I am singular, particular

There is only one of me

And yet

When I travel through the cities of this world

As I am privileged to do

I am overwhelmed by knowing

That behind each door

Is a particular life

A family, a quarrelling couple,

A lonely person with his unique history.

The “knowing” is so superficial

I cannot really “ know “ it at all

Anymore the details of these lives

Than the sheer magnitude of the numbers

Seven billion, they say

And each, somehow, amazingly

As special and as personal to themselves

As I am to me

I am supposed to care

About the starving children

The war-torn regions

The lives wrecked by earthquakes, floods, fire

I send money

To assuage the guilt

Of my indifference

On July 7th, 2007, I was in my car listening to the radio. A bomb has gone off in Central London. Maybe more than one bomb.

People are hurt. People may be dead. Communications are muddled. The situation is unclear.

My son! In London! In Central London!

I pull over and call him. No response.

He is Dead. I know it. Or injured. I picture him staggering, bloodied, up from the tube.

I sit in my car and weep. I am so convinced by my imaginings, I am grieving already.

Someone taps on the car window.

“Are you alright , dear?”

This complete stranger invites me into her house nearby and nurtures me with tea and sympathy.

Tragedy has made us sisters in the moment.

Which must have lasted for half an hour at least, until I received a text

“I’m O.K. Mum. I’m at the dentist”

I have never seen that kind lady again, although I think I was well-mannered enough to post a card of heartfelt thanks through her letterbox the next day.

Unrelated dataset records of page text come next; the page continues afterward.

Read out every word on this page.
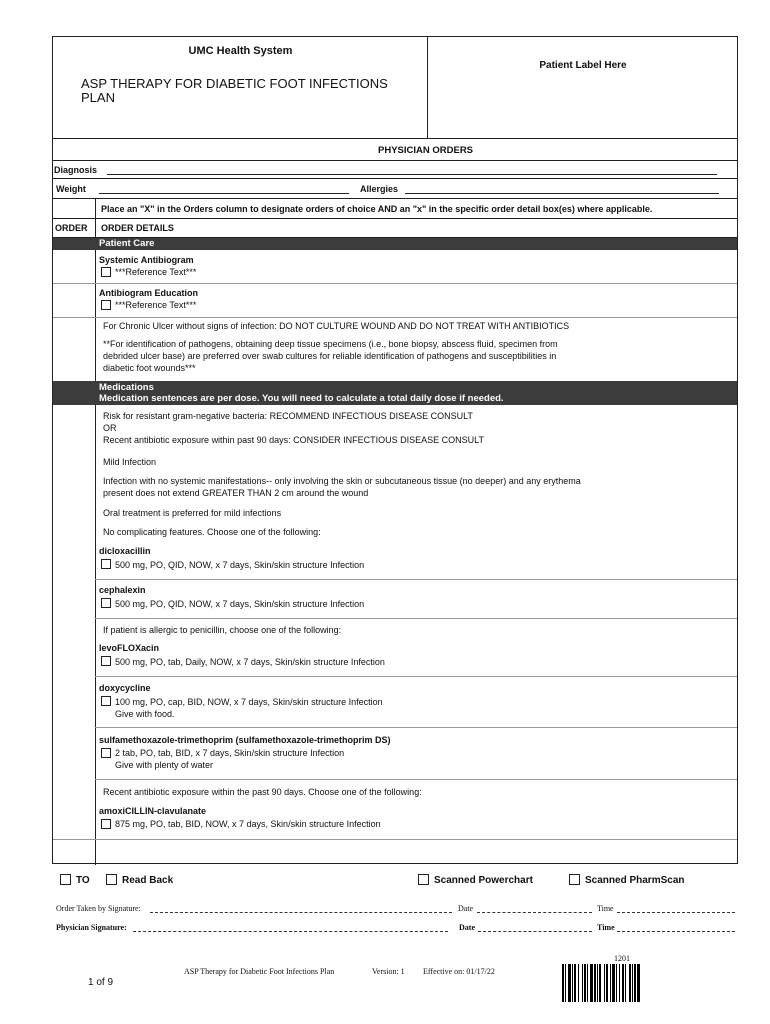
UMC Health System
ASP THERAPY FOR DIABETIC FOOT INFECTIONS PLAN
Patient Label Here
PHYSICIAN ORDERS
Diagnosis
Weight	Allergies
Place an "X" in the Orders column to designate orders of choice AND an "x" in the specific order detail box(es) where applicable.
ORDER ORDER DETAILS
Patient Care
Systemic Antibiogram
***Reference Text***
Antibiogram Education
***Reference Text***
For Chronic Ulcer without signs of infection: DO NOT CULTURE WOUND AND DO NOT TREAT WITH ANTIBIOTICS
**For identification of pathogens, obtaining deep tissue specimens (i.e., bone biopsy, abscess fluid, specimen from
debrided ulcer base) are preferred over swab cultures for reliable identification of pathogens and susceptibilities in
diabetic foot wounds***
Medications
Medication sentences are per dose. You will need to calculate a total daily dose if needed.
Risk for resistant gram-negative bacteria: RECOMMEND INFECTIOUS DISEASE CONSULT
OR
Recent antibiotic exposure within past 90 days: CONSIDER INFECTIOUS DISEASE CONSULT
Mild Infection
Infection with no systemic manifestations-- only involving the skin or subcutaneous tissue (no deeper) and any erythema
present does not extend GREATER THAN 2 cm around the wound
Oral treatment is preferred for mild infections
No complicating features. Choose one of the following:
dicloxacillin
500 mg, PO, QID, NOW, x 7 days, Skin/skin structure Infection
cephalexin
500 mg, PO, QID, NOW, x 7 days, Skin/skin structure Infection
If patient is allergic to penicillin, choose one of the following:
levoFLOXacin
500 mg, PO, tab, Daily, NOW, x 7 days, Skin/skin structure Infection
doxycycline
100 mg, PO, cap, BID, NOW, x 7 days, Skin/skin structure Infection
Give with food.
sulfamethoxazole-trimethoprim (sulfamethoxazole-trimethoprim DS)
2 tab, PO, tab, BID, x 7 days, Skin/skin structure Infection
Give with plenty of water
Recent antibiotic exposure within the past 90 days. Choose one of the following:
amoxiCILLIN-clavulanate
875 mg, PO, tab, BID, NOW, x 7 days, Skin/skin structure Infection
TO	Read Back	Scanned Powerchart	Scanned PharmScan
Order Taken by Signature:	Date	Time
Physician Signature:	Date	Time
1 of 9
ASP Therapy for Diabetic Foot Infections Plan	Version: 1 Effective on: 01/17/22
1201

And you, who are listening to, or reading this, you whose lives are so particular, so unique, so personal to yourselves, at this moment you are linked to me by your attention, and I will enter your world when I listen to or read your words.

The link will break as we continue with our lives, networking closer to others for a long or brief time, with more or less investment of attention.

Such paradoxes; the many, the few, the personal, the universal, the interrelationships, the indifference and the compassion. All part of the unfathomable kaleidoscope of life.